Control and Prevention of STD and HIV in Kenya

OBJECTIVES

  • To reduce the sexual transmission of HIV infection and STI and to decrease the complications of STI.

METHODS 

  • Improving service delivery in the field of STI, both curative and preventive in public health care facilities;
  • Enhancing the level of knowledge concerning HIV/AIDS/STI of health care workers and of thecommunity;
  • Operational research aimed at optimising the existing health systems.

RESULTS 

  • This project has, together with other interventions in Kenya aimed at improving STD/AIDS control, had a substantially impact on the prevalence and incidence of STD and HIV infections in the country.
  • Data have shown that there has been a decline in syphilis in pregnant women, a decrease in the number of patients attending STD services, a decline in prevalence of STD as chancroid, chlamydia and gonorrhoea and decreasing HIV prevalence among young women in the project areas over the recent years.
  • Outputs of the project include improved service delivery and physical infrastructure. STD case management including health education, HIV counselling and testing and laboratory strengthening, was improved at the STD referral clinic in Nairobi and Mombasa as well as in several peripheral health centres in both locations.
  • Syphilis screening among pregnant women in Nairobi as well as in Mombasa was implemented. Supervision and monitoring activities were enhanced.
  • Quality control of the syphilis test was initiated.
  • Renovation of the STC clinic and rehabilitation of the Ganjoni clinic were completed.
  • Another important output has been the improved qualification of health personnel managing the STD services. This has been achieved through an intensive training programme: specialised medical training in England was offered to staff of the STD referral clinic; the nursing staff of all clinics involved was trained in STD case management; a selected group ofnurses of both project sites underwent the intensive counselling training; training material as well as journals and books were purchased; laboratory staff attended refresher courses at the Department of Medical Microbiology, University of Nairobi; support staff was trained in computer use.
  • Two Regional Anglophone African AIDS/STD managers’ courses were organised in Nairobi in 1996 and 1998. Participants from various African countries attended.
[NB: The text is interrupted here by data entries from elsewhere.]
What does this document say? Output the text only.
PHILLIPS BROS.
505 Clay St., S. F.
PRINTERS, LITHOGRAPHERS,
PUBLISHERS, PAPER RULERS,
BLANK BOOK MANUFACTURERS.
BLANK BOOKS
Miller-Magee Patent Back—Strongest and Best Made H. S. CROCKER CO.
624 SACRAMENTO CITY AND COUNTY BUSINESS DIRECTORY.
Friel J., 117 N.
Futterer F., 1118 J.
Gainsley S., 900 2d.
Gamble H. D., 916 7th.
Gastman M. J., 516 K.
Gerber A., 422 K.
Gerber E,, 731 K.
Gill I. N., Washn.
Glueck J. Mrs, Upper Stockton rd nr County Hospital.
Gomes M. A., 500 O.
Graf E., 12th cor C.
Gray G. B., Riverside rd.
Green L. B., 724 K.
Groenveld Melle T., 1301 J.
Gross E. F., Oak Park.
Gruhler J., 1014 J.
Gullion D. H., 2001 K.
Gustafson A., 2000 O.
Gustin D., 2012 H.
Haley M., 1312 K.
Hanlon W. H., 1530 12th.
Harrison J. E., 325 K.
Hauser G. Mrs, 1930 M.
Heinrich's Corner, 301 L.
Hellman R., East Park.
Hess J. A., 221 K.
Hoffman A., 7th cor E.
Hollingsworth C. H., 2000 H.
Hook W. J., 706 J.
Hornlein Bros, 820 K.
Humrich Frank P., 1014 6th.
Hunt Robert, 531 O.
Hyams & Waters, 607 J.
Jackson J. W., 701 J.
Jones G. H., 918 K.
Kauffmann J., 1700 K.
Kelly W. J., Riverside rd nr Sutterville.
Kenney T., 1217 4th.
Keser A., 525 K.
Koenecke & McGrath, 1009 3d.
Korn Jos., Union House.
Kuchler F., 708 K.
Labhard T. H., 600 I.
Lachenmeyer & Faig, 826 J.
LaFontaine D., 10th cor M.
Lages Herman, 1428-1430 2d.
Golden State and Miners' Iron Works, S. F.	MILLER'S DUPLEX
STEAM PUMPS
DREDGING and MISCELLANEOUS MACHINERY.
The facilitators and presenters were local as well as international experts in the field of STD/HIV/AIDS.
  • As part of the project, operational and clinical research was carried out in order to assess and improve the effectiveness of the interventions. Research was carried out on a) Aetiology of urethritis; b) Pattern of STD among women; c) Validity of the vaginal discharge algorithm; d) Health care seeking and sexual behaviour; e) Quality of STD care; f) Impact of the syphilis screening programme; g) Cost-effectiveness of syphilis screening; h) KAP on emergency contraception. The results of these research activities has been published in international journals: Int J STD AIDS. 1999 Jun;10(6):405-8; Int J STD AIDS. 1999 Aug;10(8):543-7; Int J STD AIDS. 2000 Apr;11(4):257-61; Sex Transm Infect. 2000 Feb;76(1):33-8; Sex Transm Infect. 2000 Apr;76(2):117-21; Sex Transm Dis. 2000 Aug;27(7):417-23;  Am J Public Health. 2001 May;91(5):705-7; Sex Transm Dis. 2001 Jul;28(7):367-71; Sex Transm Infect. 2001 Aug;77(4):271-5; Sex Transm Dis. 2002 Feb;29(2):106-11;  Acquir Immune Defic Syndr. 2002 May 1;30(1):69-72; JAMA. 2004 Jun 2;291(21):2555-62; AIDS Behav. 2005 Sep;9(3):335-9.